Clinics are rushing to get ready, passing out protective gear and training staff, but they lack essentials, including isolation units, needed to fight Ebola. Given the problems at the Texas hospital where Thomas Eric Duncan died and two nurses were diagnosed with the virus, experts say an Ebola case at a clinic or smaller hospital could have been worse.

“That would be an even less controlled situation,” said Dr. David Weber, a disease specialist with the University of North Carolina. “The likelihood for that is so remote that they may never have thought about that.”

That’s changed recently as the Urgent Care Association of America sent emails to its roughly 6,400 members asking them to send suspected Ebola cases to hospitals for treatment.

If someone has a fever, headache or other flu-like symptoms and has been in an Ebola hot spot, clinics have been told to contain that patient in a single room, call public health officials and contact a hospital for transportation as quickly as possible, per Centers for Disease Control and Prevention guidelines.

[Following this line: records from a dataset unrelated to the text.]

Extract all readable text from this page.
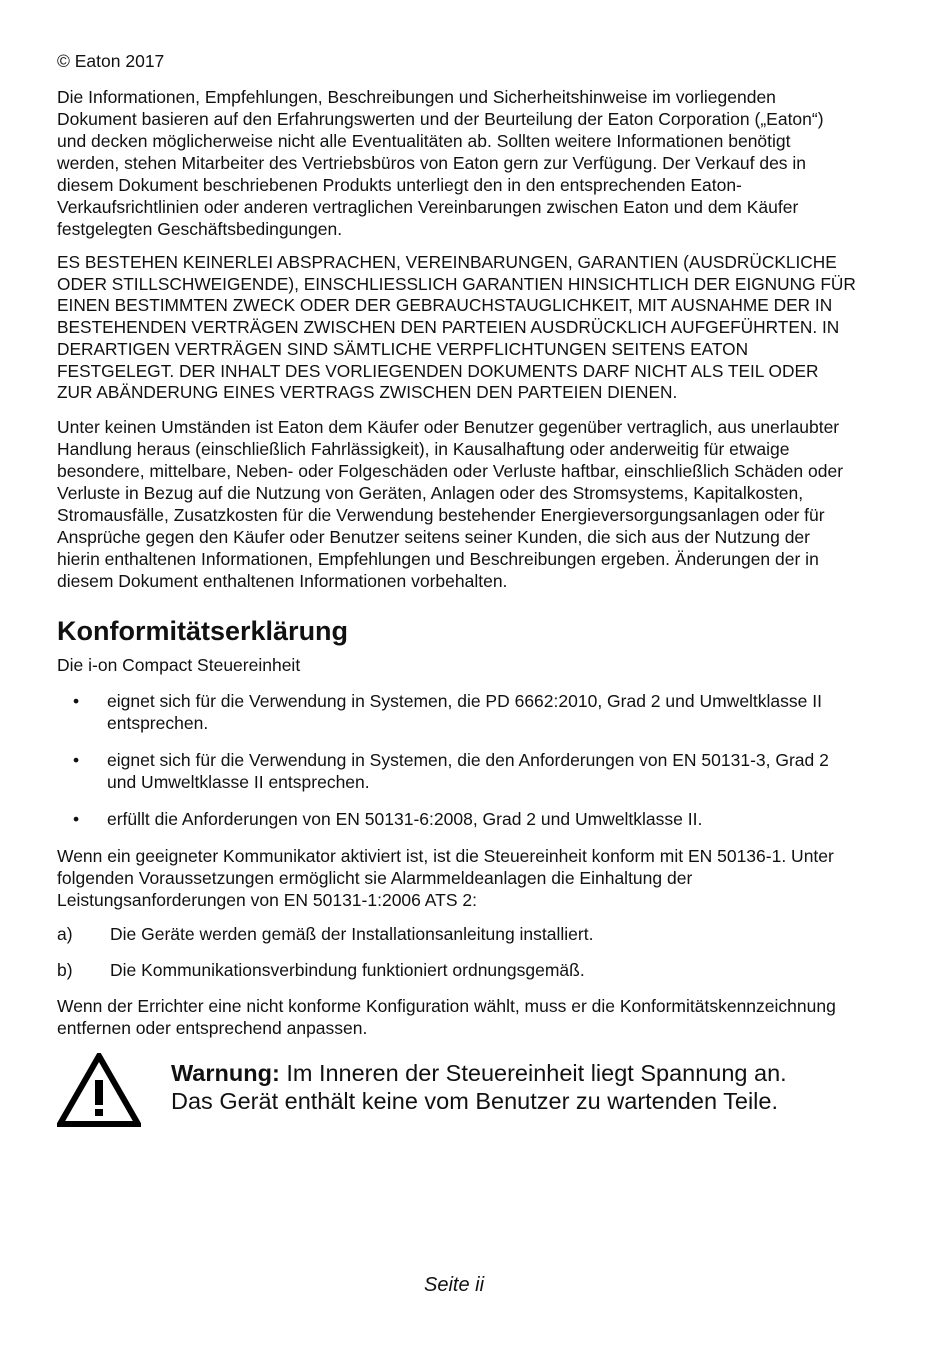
© Eaton 2017

Die Informationen, Empfehlungen, Beschreibungen und Sicherheitshinweise im vorliegenden Dokument basieren auf den Erfahrungswerten und der Beurteilung der Eaton Corporation („Eaton“) und decken möglicherweise nicht alle Eventualitäten ab. Sollten weitere Informationen benötigt werden, stehen Mitarbeiter des Vertriebsbüros von Eaton gern zur Verfügung. Der Verkauf des in diesem Dokument beschriebenen Produkts unterliegt den in den entsprechenden Eaton-Verkaufsrichtlinien oder anderen vertraglichen Vereinbarungen zwischen Eaton und dem Käufer festgelegten Geschäftsbedingungen.

ES BESTEHEN KEINERLEI ABSPRACHEN, VEREINBARUNGEN, GARANTIEN (AUSDRÜCKLICHE ODER STILLSCHWEIGENDE), EINSCHLIESSLICH GARANTIEN HINSICHTLICH DER EIGNUNG FÜR EINEN BESTIMMTEN ZWECK ODER DER GEBRAUCHSTAUGLICHKEIT, MIT AUSNAHME DER IN BESTEHENDEN VERTRÄGEN ZWISCHEN DEN PARTEIEN AUSDRÜCKLICH AUFGEFÜHRTEN. IN DERARTIGEN VERTRÄGEN SIND SÄMTLICHE VERPFLICHTUNGEN SEITENS EATON FESTGELEGT. DER INHALT DES VORLIEGENDEN DOKUMENTS DARF NICHT ALS TEIL ODER ZUR ABÄNDERUNG EINES VERTRAGS ZWISCHEN DEN PARTEIEN DIENEN.

Unter keinen Umständen ist Eaton dem Käufer oder Benutzer gegenüber vertraglich, aus unerlaubter Handlung heraus (einschließlich Fahrlässigkeit), in Kausalhaftung oder anderweitig für etwaige besondere, mittelbare, Neben- oder Folgeschäden oder Verluste haftbar, einschließlich Schäden oder Verluste in Bezug auf die Nutzung von Geräten, Anlagen oder des Stromsystems, Kapitalkosten, Stromausfälle, Zusatzkosten für die Verwendung bestehender Energieversorgungsanlagen oder für Ansprüche gegen den Käufer oder Benutzer seitens seiner Kunden, die sich aus der Nutzung der hierin enthaltenen Informationen, Empfehlungen und Beschreibungen ergeben. Änderungen der in diesem Dokument enthaltenen Informationen vorbehalten.

Konformitätserklärung

Die i-on Compact Steuereinheit

• eignet sich für die Verwendung in Systemen, die PD 6662:2010, Grad 2 und Umweltklasse II entsprechen.
• eignet sich für die Verwendung in Systemen, die den Anforderungen von EN 50131-3, Grad 2 und Umweltklasse II entsprechen.
• erfüllt die Anforderungen von EN 50131-6:2008, Grad 2 und Umweltklasse II.

Wenn ein geeigneter Kommunikator aktiviert ist, ist die Steuereinheit konform mit EN 50136-1. Unter folgenden Voraussetzungen ermöglicht sie Alarmmeldeanlagen die Einhaltung der Leistungsanforderungen von EN 50131-1:2006 ATS 2:

a) Die Geräte werden gemäß der Installationsanleitung installiert.
b) Die Kommunikationsverbindung funktioniert ordnungsgemäß.

Wenn der Errichter eine nicht konforme Konfiguration wählt, muss er die Konformitätskennzeichnung entfernen oder entsprechend anpassen.

Warnung: Im Inneren der Steuereinheit liegt Spannung an.
Das Gerät enthält keine vom Benutzer zu wartenden Teile.
Seite ii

The CDC says Ebola isn’t contagious until symptoms appear and isn’t spread through the air; people catch it by direct contact with a sick person’s bodily fluids, such as blood or vomit.

CDC Director Tom Frieden said the agency is bolstering training nationwide on how to respond to an Ebola case.

As U.S. health care has become more complex with retail clinics, urgent-care centers, work-site clinics and even online clinics, it’s also become a challenge to ensure that everyone strictly follows protocol. But that’s not necessarily a bad thing, said Dr. Tom Zweng of Novant Health, an urgent-care system based in North Carolina.

“This is not an exercise in futility,” he said. “This is preparing staff in safe practices. It may be Ebola today, but tomorrow there may be another communicable disease that we don’t even know about. This is about taking health care in this country to the next level.”